Venezuela Sets July 28 Election Date
Venezuela will go to the polls on July 28 to choose a president, the electoral authority said, with incumbent Nicolas Maduro widely expected to stand and his main opponent precluded from running.
Last year, Maduro's government and the opposition reached a mediated deal in Barbados to hold a free and fair vote in 2024 with international observers present.
The president of the National Electoral Council (CNE), Elvis Amoroso, said the body's members had "unanimously" settled on July 28.
The Barbados agreement saw the United States ease sanctions against the South American country, allowing US-based Chevron to resume limited oil extraction and leading the way to a prisoner swap.

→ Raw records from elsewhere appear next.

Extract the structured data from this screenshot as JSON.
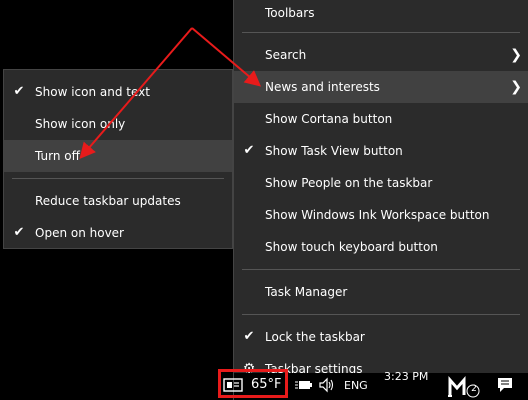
{
  "main_menu": {
    "items": [
      {
        "label": "Toolbars",
        "submenu": true
      },
      {
        "label": "Search",
        "submenu": true
      },
      {
        "label": "News and interests",
        "submenu": true
      },
      {
        "label": "Show Cortana button"
      },
      {
        "label": "Show Task View button",
        "checked": true
      },
      {
        "label": "Show People on the taskbar"
      },
      {
        "label": "Show Windows Ink Workspace button"
      },
      {
        "label": "Show touch keyboard button"
      },
      {
        "label": "Task Manager"
      },
      {
        "label": "Lock the taskbar",
        "checked": true
      },
      {
        "label": "Taskbar settings",
        "icon": "gear-icon"
      }
    ]
  },
  "sub_menu": {
    "items": [
      {
        "label": "Show icon and text",
        "checked": true
      },
      {
        "label": "Show icon only"
      },
      {
        "label": "Turn off"
      },
      {
        "label": "Reduce taskbar updates"
      },
      {
        "label": "Open on hover",
        "checked": true
      }
    ]
  },
  "taskbar": {
    "weather_temp": "65°F",
    "language": "ENG",
    "time": "3:23 PM",
    "notification_badge": "2"
  },
  "colors": {
    "menu_bg": "#2b2b2b",
    "highlight": "#414141",
    "annotation_red": "#e81b1b"
  }
}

It required that opposition candidates be able to appeal previous rulings that they were ineligible to hold office.
However the Supreme Court, loyal to Maduro, has since upheld a 15-year ban on opposition primary winner Maria Corina Machado, among other opposition figures.
That resulted in the United States announcing it would reimpose some sanctions.
Last month, Maduro said the "people in power" would surely win.
"We are the people in power. We will win one way or another," Maduro told thousands of supporters in the capital for a rally marking the 32nd anniversary of a failed coup led by Hugo Chavez, who later became president and designated Maduro as his successor.
A March 25 deadline for candidate registration may force the opposition's hand. Machado's campaign said she was in the country's Andean region and it offered no immediate comment after the election date was announced.
Maduro's re-election to a six-year term during the last presidential vote in 2018 has been criticized by the opposition, the United States and others as fraudulent.
Government-allied lawmakers, opposition groups and others last week proposed a variety of dates, ranging from April to December.